Lo stesso decreto legge 74/92 inoltre, all’art. 2, lett b), dispone che per pubblicità ingannevole si intende qualsiasi pubblicità che in qualunque modo, compresa la sua presentazione, induca in errore o possa indurre in errore le persone fisiche o giuridiche alle quali è rivolta o che possa raggiungere e che, a causa del suo carattere ingannevole, possa pregiudicare il loro comportamento economico, ovvero che, per questo motivo, leda o possa ledere un concorrente.
In altre parole, è ingannevole ogni comunicazione che, direttamente o indirettamente, crea nei consumatori un’idea errata sul prodotto o sul servizio; è altresì ingannevole la pubblicità che lede o sia potenzialmente lesiva degli interessi di un concorrente.
Incorriamo in una pubblicità ingannevole quando riceviamo delle informazioni le quali potrebbero condizionare le nostre scelte; potremmo decidere, infatti, di acquistare un prodotto convinti di trovarvi delle caratteristiche che invece non possiede.
Le imprese produttrici di beni o servizi, concorrenti di quello pubblicizzato in modo ingannevole, ed i consumatori sono i soggetti che sono lesi nei propri interessi.
Non è necessario che il messaggio abbia effettivamente e concretamente prodotto un danno per essere qualificato come ingannevole; è sufficiente che le informazioni inesatte o non complete siano potenzialmente in grado di alterare le decisioni del consumatore.
Tra i requisiti di liceità della pubblicità richiesti dal decreto legislativo 74/92, c’è anche la trasparenza della stessa.
L’art. 4, al punto 1, infatti, dispone che la pubblicità deve essere chiaramente riconoscibile come tale: in particolare, la pubblicità a mezzo di stampa deve essere distinguibile dalle altre forme di comunicazione al pubblico, con modalità grafiche di evidente percezione.
La pubblicità che non ha queste caratteristiche non è trasparente e, quindi, ingannevole perché il soggetto, non sapendo di assistere ad un messaggio pubblicitario, può essere indotto in errore.

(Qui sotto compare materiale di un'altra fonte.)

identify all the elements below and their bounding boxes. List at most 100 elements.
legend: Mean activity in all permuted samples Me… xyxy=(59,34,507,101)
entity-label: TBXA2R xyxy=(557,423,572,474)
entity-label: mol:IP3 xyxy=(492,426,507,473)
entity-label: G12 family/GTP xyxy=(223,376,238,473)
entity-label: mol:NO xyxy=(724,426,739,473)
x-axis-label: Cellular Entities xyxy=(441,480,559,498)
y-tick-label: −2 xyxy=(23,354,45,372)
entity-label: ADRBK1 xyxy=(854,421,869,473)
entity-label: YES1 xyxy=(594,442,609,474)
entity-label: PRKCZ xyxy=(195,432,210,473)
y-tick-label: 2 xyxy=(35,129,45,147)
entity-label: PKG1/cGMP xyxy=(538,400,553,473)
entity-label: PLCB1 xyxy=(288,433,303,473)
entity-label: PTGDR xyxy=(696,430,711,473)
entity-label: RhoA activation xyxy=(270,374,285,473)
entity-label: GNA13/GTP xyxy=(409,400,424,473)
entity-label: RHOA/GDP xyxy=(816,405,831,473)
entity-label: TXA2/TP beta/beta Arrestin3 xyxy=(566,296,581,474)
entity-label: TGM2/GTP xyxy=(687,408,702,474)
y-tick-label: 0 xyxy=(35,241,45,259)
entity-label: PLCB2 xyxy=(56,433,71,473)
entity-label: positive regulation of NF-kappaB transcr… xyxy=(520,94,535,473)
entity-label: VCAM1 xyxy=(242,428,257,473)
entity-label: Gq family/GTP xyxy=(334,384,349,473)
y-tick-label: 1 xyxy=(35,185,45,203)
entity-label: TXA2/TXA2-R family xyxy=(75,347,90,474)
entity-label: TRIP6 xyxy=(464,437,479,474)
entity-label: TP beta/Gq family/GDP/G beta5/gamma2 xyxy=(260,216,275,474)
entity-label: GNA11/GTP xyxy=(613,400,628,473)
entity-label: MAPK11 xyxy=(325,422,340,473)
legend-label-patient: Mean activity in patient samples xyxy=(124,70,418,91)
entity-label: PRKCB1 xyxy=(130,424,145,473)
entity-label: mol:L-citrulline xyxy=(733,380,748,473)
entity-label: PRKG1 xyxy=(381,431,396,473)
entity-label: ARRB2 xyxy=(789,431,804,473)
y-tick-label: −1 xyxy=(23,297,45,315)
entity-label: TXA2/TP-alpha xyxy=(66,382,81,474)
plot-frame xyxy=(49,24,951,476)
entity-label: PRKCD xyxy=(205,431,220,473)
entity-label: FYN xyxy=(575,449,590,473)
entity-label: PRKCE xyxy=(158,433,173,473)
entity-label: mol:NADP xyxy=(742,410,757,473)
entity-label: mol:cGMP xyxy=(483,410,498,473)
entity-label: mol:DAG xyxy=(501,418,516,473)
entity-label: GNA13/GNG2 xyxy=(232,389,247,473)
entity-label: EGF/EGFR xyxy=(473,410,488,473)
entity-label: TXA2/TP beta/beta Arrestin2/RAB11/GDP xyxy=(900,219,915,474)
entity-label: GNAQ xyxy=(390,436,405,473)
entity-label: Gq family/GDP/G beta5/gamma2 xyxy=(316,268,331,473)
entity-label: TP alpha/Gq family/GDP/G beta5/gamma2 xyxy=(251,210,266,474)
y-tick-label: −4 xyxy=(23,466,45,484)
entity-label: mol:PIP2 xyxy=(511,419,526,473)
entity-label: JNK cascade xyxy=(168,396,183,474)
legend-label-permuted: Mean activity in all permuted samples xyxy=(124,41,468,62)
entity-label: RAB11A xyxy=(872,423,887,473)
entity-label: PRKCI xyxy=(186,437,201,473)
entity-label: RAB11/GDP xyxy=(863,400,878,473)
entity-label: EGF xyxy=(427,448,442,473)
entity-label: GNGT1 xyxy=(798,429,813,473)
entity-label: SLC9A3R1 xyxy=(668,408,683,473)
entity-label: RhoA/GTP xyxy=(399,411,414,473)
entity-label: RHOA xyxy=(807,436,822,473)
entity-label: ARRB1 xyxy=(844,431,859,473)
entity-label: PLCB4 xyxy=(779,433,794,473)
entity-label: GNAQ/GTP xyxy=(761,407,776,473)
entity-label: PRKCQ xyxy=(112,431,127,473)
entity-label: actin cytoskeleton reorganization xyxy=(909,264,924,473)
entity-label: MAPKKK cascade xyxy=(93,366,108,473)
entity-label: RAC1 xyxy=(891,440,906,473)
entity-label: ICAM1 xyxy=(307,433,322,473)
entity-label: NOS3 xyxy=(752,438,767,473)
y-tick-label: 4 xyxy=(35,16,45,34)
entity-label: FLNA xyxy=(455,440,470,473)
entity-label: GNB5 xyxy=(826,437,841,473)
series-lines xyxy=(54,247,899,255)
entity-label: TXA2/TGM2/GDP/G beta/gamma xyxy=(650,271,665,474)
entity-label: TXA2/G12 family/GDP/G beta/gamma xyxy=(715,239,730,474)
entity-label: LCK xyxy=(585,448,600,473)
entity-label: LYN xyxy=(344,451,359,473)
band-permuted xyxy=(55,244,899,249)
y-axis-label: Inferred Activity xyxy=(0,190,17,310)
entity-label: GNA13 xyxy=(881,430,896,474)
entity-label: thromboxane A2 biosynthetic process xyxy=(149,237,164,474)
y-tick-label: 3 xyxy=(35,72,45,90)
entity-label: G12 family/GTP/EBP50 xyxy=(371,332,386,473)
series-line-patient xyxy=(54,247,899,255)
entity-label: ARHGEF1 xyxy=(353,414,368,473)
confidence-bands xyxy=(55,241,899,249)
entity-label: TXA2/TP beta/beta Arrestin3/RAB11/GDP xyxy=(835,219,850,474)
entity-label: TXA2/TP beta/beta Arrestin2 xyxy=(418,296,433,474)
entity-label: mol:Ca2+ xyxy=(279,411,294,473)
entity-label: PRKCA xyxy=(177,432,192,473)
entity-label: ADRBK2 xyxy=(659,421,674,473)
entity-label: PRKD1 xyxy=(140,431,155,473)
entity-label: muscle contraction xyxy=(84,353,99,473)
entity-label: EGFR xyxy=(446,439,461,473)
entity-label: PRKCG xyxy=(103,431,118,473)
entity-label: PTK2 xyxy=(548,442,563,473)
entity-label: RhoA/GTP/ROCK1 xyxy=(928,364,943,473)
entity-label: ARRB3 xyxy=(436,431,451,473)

Va ricordato, inoltre, che al di là delle condizioni specifiche richieste dalla normativa, lo stesso decreto legislativo, all’art. 1, secondo comma, dispone che la pubblicità deve essere palese, veritiera e corretta: questa disposizione è alla base della disciplina perché si pone come regola generale, e quindi applicabile ad ogni pubblicità.
Dal 1992 l'Autorità Garante della Concorrenza e del Mercato è l'organo incaricato dell'applicazione del decreto 74/92 il quale, dando attuazione ad una direttiva della comunità europea, ha introdotto anche in Italia una disciplina in materia di pubblicità ingannevole.
Come visto supra, si ritiene ingannevole qualsiasi pubblicità che, in qualunque modo, compresa la sua presentazione, induca in errore, o possa indurre in errore le persone fisiche alle quali è coinvolta, o che abbia la capacità di pregiudicare il comportamento economico di questi soggetti, oppure possa ledere un concorrente.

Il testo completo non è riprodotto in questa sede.